I think the Smithsonian is missing an exhibit

From a patient recently:


It's a truss

I’ve never seen one, but I’d read about them.


  1. Yes, but what is it? Inquiring minds want to know.

  2. Anonymous says:


  3. That, gentlemen, is a truss.

  4. Yeah, and it’s older than dirt. I would have thought WWII, except for the velcro on the attaching belt.

  5. Do’t let the velcro fool you, it’s taped on. It probably originally had a leather belt that wore out many years ago.

    My father used to wear one, he refused to have surgery. Used to call the doctor a “quack” for wanting to repair his hernia.

  6. I was going to guess homemade chastity belt……..P

  7. Now speaking of the Smithsonian, when I graduated from high school just a (cough) few years ago, our class went to Washington and saw at least parts of the Smithsonian. There used to be a medical museum of sorts, but one of the curious “items” there was, and I’m not making this up, John Dillinger’s penis.

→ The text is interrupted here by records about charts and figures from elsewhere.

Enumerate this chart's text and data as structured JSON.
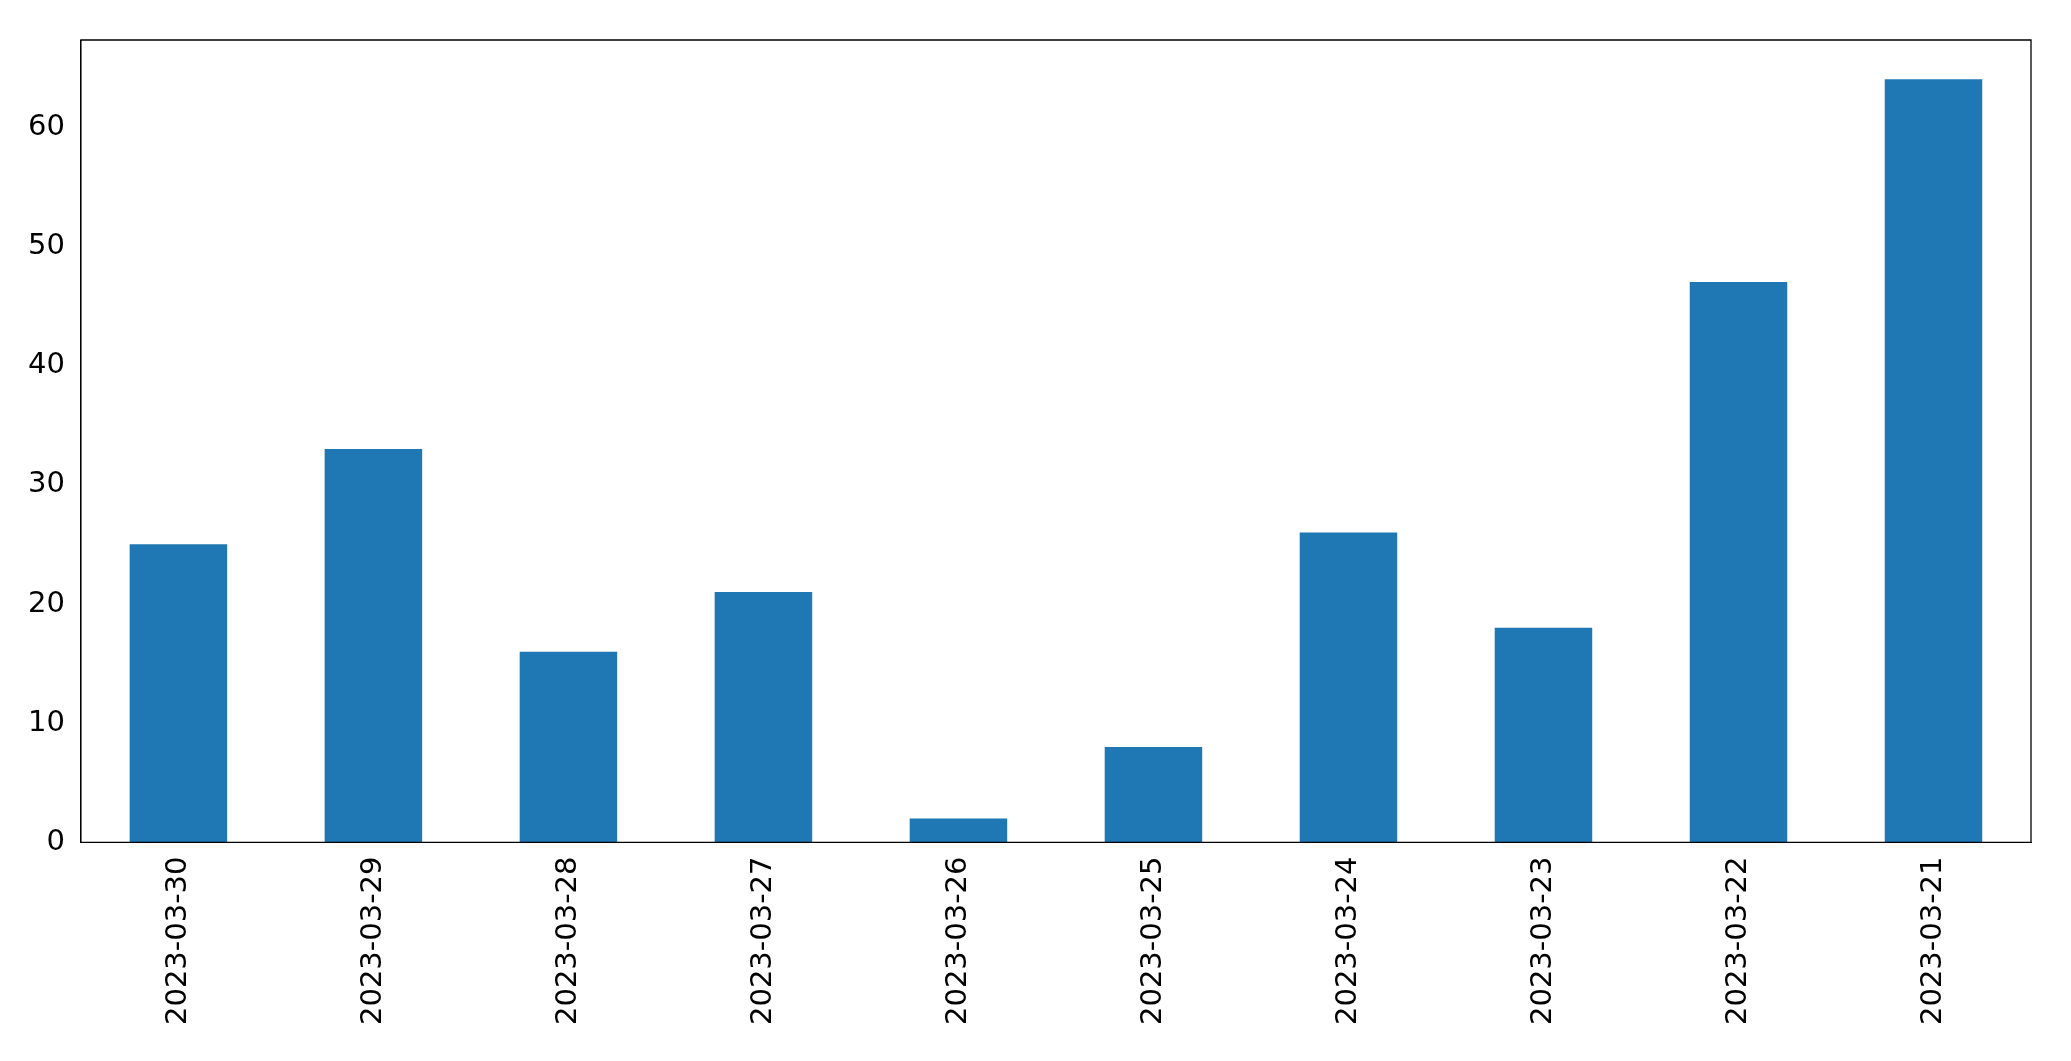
{
  "chart_data": {
    "type": "bar",
    "categories": [
      "2023-03-30",
      "2023-03-29",
      "2023-03-28",
      "2023-03-27",
      "2023-03-26",
      "2023-03-25",
      "2023-03-24",
      "2023-03-23",
      "2023-03-22",
      "2023-03-21"
    ],
    "values": [
      25,
      33,
      16,
      21,
      2,
      8,
      26,
      18,
      47,
      64
    ],
    "color": "#1f77b4",
    "ylim": [
      0,
      67.3
    ],
    "yticks": [
      0,
      10,
      20,
      30,
      40,
      50,
      60
    ],
    "grid": false,
    "legend": false
  }
}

    Yes, that was a different era indeed.

  8. Goatwhacker says:

    I finished my residency in 1988 and have run into a few men who still used a truss. They didn’t want to have surgery for some reason or another, and didn’t mind wearing it.

  9. Learning has occurred!

    A truss-used in place of hernia repair surgery.

    That’s awesome, haha! Compared to today’s technology, that looks like a duct tape solution (no offense to anyone who wears one).

  10. TheNewGuy says:

    At least you didn’t put up a picture of a pessary.

  11. erscutmonkey says:

    I went to Israel for med school and I saw them all of the time. I’m guessing that they don’t work because I don’t see them around anymore, or simply no one important has figured out any way to make lots of money on it.

  12. Actually, pessaries aren’t ancient outdated pieces of equipment. They’re used and useful quite frequently. Women who have prolapse/pelvic floor/incontinence problems who are too ill for surgery. Women with the above who haven’t completed childbearing. To determine if prolapse repair or an incontinence repair will fix the symptoms. Some women don’t like the idea of surgery (once ina while, people get scarring or other complications from prolapse/incontinence repairs). Some people use them for cervical incompetence (evidence is lacking).

    They’re still made, and I’m a new-ish residency grad, and I learned how to fit, install, and teach women about them.

  13. Hey, what’s wrong with duct tape?

  14. TheNewGuy says:


    I know… I actually have run across the occasional pessary in the ER (one or two in ten years). It’s something, however, that I was never educated on in Residency or medical school.

    That sounds like an indictment of my training, but in all fairness to my teachers, it’s not really within the scope of most ER docs’ practices.

  15. megath says:

    Greg P, you are “making this up”. That myth was debunked years ago.

  16. twinsx2 says:

    Hey, I have had two pessarys, one in 1995 and the other in 2003. The fit is very important. But, I am glad that I only needed them while pregnant.